Professor Eugene Volokh of the Volokh Conspiracy blog, in response to a reader who says “The standard of review should be ‘SHALL NOT BE INFRINGED’”, has an interesting discussion on what the courts have said constitutes “infringement” as opposed to “reasonable regulation.”
Historically, the answer courts have generally given is that “reasonable regulations” of the right to bear arms aren’t infringements, while “prohibitions” are infringements. That of course just pushes the problem back to the question of what’s a reasonable regulation and what’s a prohibition (or an unreasonable regulation); and I think the courts have sometimes found gun restrictions to be “reasonable regulations” when they should have struck down the restrictions as excessively burdening — and therefore infringing — the right.
The question came up with regard to the Nordyke case.
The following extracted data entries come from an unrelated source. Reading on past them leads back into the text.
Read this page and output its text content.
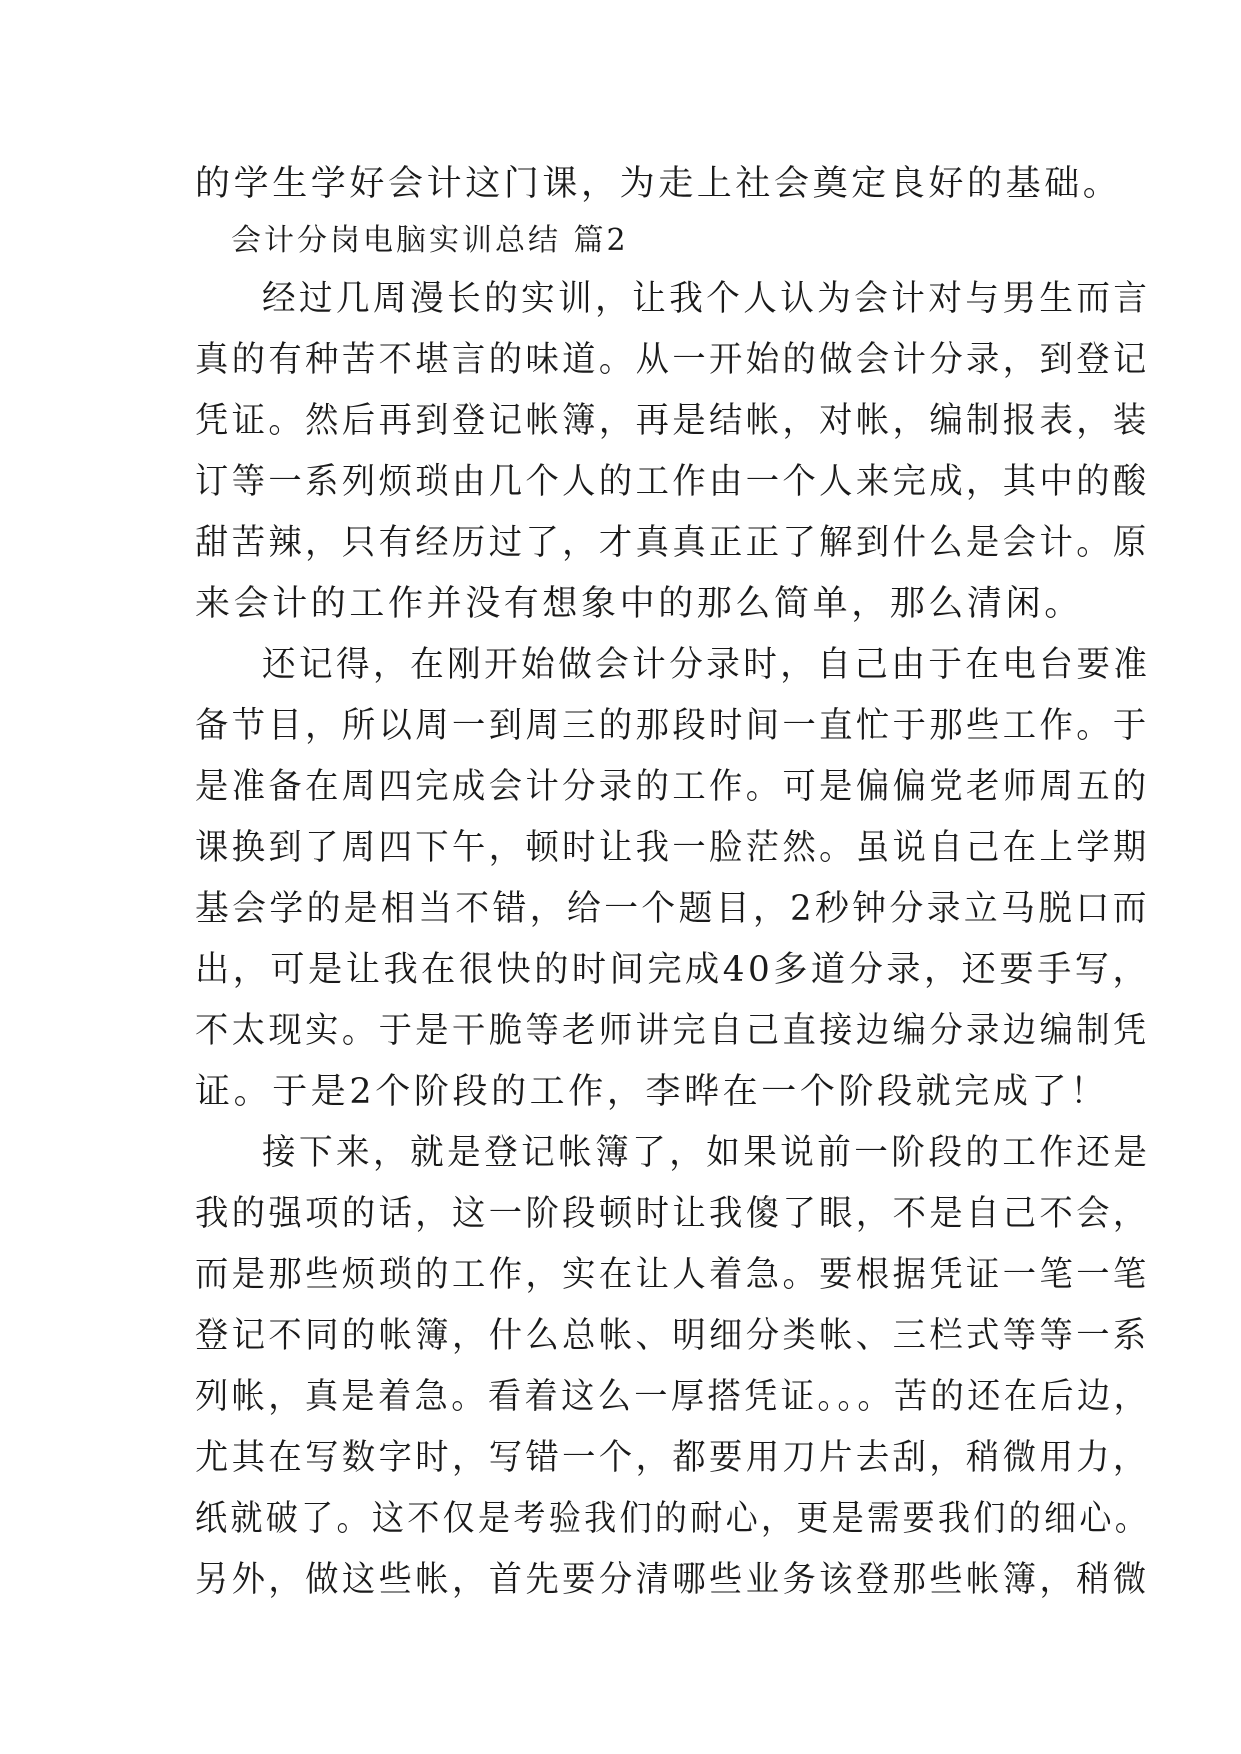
的学生学好会计这门课，为走上社会奠定良好的基础。
会计分岗电脑实训总结 篇2
经过几周漫长的实训，让我个人认为会计对与男生而言
真的有种苦不堪言的味道。从一开始的做会计分录，到登记
凭证。然后再到登记帐簿，再是结帐，对帐，编制报表，装
订等一系列烦琐由几个人的工作由一个人来完成，其中的酸
甜苦辣，只有经历过了，才真真正正了解到什么是会计。原
来会计的工作并没有想象中的那么简单，那么清闲。
还记得，在刚开始做会计分录时，自己由于在电台要准
备节目，所以周一到周三的那段时间一直忙于那些工作。于
是准备在周四完成会计分录的工作。可是偏偏党老师周五的
课换到了周四下午，顿时让我一脸茫然。虽说自己在上学期
基会学的是相当不错，给一个题目，2秒钟分录立马脱口而
出，可是让我在很快的时间完成40多道分录，还要手写，
不太现实。于是干脆等老师讲完自己直接边编分录边编制凭
证。于是2个阶段的工作，李晔在一个阶段就完成了！
接下来，就是登记帐簿了，如果说前一阶段的工作还是
我的强项的话，这一阶段顿时让我傻了眼，不是自己不会，
而是那些烦琐的工作，实在让人着急。要根据凭证一笔一笔
登记不同的帐簿，什么总帐、明细分类帐、三栏式等等一系
列帐，真是着急。看着这么一厚搭凭证。。。苦的还在后边，
尤其在写数字时，写错一个，都要用刀片去刮，稍微用力，
纸就破了。这不仅是考验我们的耐心，更是需要我们的细心。
另外，做这些帐，首先要分清哪些业务该登那些帐簿，稍微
Is the government controlling access to government property an infringement or a reasonable regulation? Volokh thinks most courts will tend to say that the government can restrict access to government property and will classify it a reasonable regulation.
In general, with regard to gun rights, Volokh says:
But in any event, it seems unlikely that courts will take an absolutist view towards the right to bear arms, to the point that any regulation of any possession of any arms in any place will be seen as an “infringement.”
He ends by pointing readers to a 2009 article he wrote on the Second Amendment for the UCLA Law Review. The article is comprehensive (107 pages!).
I would also suggest reading the comments in the blog post as you have comments from Seond Amendment scholars such as Dave Hardy and David Young.